Technical information
- Licensing authority: FCC
- Facility ID: 88451
- Class: A
- ERP: 3,000 watts
- HAAT: 86 meters (282 ft)
- Transmitter coordinates: 34°13′14″N 101°42′52″W﻿ / ﻿34.22056°N 101.71444°W

Links
- Public license information: Public file; LMS;

= KPMB (FM) =

Radio station in Plainview, Texas, United States

KPMB (88.5 FM, "La Radio Cristiana") is an American radio station licensed since 1999 to serve the community of Plainview, the county seat of Hale County, Texas. The station's broadcast license is held by Centro Cristiano de Vida Eterna.

==Programming==
KPMB broadcasts a Spanish-language Christian radio format to the greater Plainview, Texas, area as an affiliate of the La Radio Cristiana radio network.

==History==
In July 1997, Paulino Bernal Evangelism applied to the Federal Communications Commission (FCC) for a construction permit for a new broadcast radio station. The FCC granted this permit on June 30, 1998, with a scheduled expiration date of December 30, 1999. The new station was assigned call sign "KPMB" on November 23, 1999. After construction, modification, and testing were completed in December 1999, the station was granted its broadcast license on March 30, 2000.

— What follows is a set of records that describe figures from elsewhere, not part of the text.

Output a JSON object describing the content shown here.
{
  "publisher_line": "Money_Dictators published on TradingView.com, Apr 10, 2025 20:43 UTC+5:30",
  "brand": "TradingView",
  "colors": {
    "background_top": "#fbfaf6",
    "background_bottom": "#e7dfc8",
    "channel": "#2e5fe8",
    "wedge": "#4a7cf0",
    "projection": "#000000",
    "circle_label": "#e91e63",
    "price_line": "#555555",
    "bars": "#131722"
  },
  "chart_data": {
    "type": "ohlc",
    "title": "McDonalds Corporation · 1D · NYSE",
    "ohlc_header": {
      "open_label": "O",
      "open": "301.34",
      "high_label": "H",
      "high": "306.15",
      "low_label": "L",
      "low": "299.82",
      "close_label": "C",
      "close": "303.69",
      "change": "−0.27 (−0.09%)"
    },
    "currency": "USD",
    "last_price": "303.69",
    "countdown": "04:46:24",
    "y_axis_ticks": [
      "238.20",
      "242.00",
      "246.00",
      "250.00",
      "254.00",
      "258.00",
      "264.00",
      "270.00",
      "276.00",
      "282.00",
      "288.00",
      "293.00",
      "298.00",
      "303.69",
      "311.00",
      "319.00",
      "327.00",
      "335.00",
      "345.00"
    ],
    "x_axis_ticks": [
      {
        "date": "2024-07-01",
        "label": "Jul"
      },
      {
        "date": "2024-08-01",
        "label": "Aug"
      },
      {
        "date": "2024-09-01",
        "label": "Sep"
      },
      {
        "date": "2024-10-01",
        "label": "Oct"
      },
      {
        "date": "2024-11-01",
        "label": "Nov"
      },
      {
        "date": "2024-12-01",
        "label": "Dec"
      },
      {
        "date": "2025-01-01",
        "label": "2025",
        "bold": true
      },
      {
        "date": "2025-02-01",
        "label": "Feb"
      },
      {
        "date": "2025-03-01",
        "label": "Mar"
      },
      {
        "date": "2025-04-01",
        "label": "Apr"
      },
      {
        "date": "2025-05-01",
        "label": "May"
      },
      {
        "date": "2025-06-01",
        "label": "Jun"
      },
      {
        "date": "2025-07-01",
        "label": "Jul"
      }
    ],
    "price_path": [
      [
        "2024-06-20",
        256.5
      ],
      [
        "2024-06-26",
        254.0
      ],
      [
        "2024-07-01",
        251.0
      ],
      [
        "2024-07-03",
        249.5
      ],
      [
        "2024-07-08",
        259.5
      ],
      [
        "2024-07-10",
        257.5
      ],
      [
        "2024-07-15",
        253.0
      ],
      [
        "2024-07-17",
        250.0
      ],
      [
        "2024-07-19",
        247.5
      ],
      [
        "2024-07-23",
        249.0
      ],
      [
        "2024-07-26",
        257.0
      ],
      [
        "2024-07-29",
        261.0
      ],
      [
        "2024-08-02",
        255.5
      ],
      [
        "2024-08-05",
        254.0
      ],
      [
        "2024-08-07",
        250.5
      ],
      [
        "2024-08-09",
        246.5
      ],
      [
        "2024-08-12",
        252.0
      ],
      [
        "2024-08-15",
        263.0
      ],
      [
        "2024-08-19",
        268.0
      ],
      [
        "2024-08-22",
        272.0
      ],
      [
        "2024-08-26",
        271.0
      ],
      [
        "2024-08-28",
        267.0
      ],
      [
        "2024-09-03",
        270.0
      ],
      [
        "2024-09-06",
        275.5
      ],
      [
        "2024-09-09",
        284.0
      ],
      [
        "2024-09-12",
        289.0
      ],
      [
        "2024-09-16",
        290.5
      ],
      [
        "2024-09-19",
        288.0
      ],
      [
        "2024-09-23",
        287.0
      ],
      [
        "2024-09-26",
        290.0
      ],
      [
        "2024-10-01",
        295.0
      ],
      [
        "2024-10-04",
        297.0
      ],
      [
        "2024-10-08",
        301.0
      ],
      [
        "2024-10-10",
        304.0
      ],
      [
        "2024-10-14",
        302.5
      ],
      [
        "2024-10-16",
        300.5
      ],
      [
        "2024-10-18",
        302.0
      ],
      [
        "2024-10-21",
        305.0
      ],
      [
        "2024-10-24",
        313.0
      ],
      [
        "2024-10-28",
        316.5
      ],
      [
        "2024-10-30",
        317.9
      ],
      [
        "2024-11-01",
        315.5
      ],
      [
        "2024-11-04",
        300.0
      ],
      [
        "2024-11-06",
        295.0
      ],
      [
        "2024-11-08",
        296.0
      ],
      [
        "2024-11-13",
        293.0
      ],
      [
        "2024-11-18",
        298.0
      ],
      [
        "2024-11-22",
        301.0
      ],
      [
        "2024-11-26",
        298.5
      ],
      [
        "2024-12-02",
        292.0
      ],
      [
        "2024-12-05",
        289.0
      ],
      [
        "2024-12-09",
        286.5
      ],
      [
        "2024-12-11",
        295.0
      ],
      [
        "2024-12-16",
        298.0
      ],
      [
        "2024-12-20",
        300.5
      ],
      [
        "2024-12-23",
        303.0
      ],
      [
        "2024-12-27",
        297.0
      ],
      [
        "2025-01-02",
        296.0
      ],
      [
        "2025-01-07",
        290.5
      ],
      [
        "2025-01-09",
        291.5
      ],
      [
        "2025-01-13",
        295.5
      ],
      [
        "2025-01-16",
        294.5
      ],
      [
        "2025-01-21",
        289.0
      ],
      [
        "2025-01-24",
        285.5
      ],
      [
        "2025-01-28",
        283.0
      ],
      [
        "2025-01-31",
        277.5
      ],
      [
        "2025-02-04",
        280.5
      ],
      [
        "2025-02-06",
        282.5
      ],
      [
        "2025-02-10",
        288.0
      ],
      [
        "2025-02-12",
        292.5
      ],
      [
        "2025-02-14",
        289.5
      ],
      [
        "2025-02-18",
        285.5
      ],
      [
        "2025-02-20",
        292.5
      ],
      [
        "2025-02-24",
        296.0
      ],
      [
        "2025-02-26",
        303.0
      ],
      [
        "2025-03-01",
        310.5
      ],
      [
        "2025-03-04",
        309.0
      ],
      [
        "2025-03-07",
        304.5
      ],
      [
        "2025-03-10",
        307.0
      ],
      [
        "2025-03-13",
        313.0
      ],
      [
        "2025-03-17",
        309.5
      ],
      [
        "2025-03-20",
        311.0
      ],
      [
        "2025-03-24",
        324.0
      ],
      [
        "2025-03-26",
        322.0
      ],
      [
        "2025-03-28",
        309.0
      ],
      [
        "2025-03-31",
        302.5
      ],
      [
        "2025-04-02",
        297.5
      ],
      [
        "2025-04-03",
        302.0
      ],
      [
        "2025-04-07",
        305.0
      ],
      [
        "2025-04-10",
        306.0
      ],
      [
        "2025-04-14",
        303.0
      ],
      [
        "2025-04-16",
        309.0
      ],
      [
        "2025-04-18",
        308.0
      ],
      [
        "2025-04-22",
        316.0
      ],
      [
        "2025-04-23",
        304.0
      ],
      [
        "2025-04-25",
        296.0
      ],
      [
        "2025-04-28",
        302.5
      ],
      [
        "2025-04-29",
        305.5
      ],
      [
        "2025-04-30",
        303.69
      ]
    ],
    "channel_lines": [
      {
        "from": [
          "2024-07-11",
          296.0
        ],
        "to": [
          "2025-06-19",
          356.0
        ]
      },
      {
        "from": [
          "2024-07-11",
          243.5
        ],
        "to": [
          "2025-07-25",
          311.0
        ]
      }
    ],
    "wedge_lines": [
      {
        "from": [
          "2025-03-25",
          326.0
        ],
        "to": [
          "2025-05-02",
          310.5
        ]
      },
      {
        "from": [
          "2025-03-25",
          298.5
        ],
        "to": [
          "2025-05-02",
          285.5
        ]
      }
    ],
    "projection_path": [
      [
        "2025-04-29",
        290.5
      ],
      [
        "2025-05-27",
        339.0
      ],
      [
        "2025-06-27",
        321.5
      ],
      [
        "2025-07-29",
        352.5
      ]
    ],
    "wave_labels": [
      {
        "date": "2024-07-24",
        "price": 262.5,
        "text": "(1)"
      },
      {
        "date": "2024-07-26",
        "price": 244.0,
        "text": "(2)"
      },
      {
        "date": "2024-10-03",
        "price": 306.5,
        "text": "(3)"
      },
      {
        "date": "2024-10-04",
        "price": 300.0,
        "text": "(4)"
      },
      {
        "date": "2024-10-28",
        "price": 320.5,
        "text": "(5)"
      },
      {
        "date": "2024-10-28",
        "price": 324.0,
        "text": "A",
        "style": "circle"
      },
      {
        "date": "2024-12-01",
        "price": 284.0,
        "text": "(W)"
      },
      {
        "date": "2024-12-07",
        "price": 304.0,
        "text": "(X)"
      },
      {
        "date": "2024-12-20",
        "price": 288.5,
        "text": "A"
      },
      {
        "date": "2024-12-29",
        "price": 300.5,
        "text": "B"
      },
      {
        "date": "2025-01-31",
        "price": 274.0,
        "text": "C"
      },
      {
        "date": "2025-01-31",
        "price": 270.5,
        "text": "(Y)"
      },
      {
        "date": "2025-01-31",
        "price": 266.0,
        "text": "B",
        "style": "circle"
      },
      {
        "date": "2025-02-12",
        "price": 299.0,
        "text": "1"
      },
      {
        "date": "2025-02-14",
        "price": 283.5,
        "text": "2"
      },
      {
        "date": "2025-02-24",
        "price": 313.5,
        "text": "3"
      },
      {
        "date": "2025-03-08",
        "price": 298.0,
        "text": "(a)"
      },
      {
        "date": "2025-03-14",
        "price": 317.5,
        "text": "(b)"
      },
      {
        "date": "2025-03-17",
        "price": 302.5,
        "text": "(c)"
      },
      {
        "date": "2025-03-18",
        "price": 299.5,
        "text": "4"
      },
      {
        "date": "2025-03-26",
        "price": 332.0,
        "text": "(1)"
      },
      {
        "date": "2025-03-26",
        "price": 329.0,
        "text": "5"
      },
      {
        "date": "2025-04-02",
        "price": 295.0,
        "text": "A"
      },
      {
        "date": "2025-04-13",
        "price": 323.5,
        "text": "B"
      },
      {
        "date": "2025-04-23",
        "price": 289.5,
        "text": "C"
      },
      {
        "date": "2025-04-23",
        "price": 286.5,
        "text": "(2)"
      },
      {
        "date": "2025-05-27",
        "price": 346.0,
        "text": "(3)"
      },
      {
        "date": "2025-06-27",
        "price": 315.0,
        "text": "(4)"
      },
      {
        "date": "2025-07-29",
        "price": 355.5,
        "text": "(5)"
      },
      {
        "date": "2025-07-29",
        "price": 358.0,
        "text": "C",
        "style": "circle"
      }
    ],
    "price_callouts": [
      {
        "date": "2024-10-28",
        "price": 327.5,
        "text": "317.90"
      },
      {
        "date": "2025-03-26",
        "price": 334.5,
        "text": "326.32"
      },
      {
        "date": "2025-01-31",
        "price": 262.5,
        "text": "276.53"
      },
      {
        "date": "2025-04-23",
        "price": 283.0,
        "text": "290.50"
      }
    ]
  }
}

Paulino Bernal Evangelism was run by accordion player and Christian evangelist Paulino D. Bernal Sr. of McAllen, Texas, and his family. In addition to KPMB, Paulino Bernal was also the license holder for Texas radio stations KCLR, KMAE, KMFM, KPBM, and KUBR. Bernal also owns 100% of the stock in KVOZ (890 AM, Del Mar Hills, Texas) license holder Consolidated Radio, Inc. Paulino Bernal Evangelism owns KAZF, KCZO, KPBB, KPBD, KPBE, KPBJ (since deleted by the FCC for excessive off air time), and KVFM in Texas plus KZPI in Deming, New Mexico. Station KPBD has been off the air since 2009. It and KTUE (AM) in Tulia, Texas, were both deleted by the FCC in 2011.

According to reports in the Plainview Daily Herald, KPMB fell silent in late July 2008 and remained off the air for at least three months as the station sought donations from "individuals, church groups, or businesses" to resume broadcasting. No "silent" notification is on file with the FCC.

Effective July 26, 2019, KPBM was sold to Centro Cristiano de Vida Eterna, along with KVFM and 14 translators, for $700,000.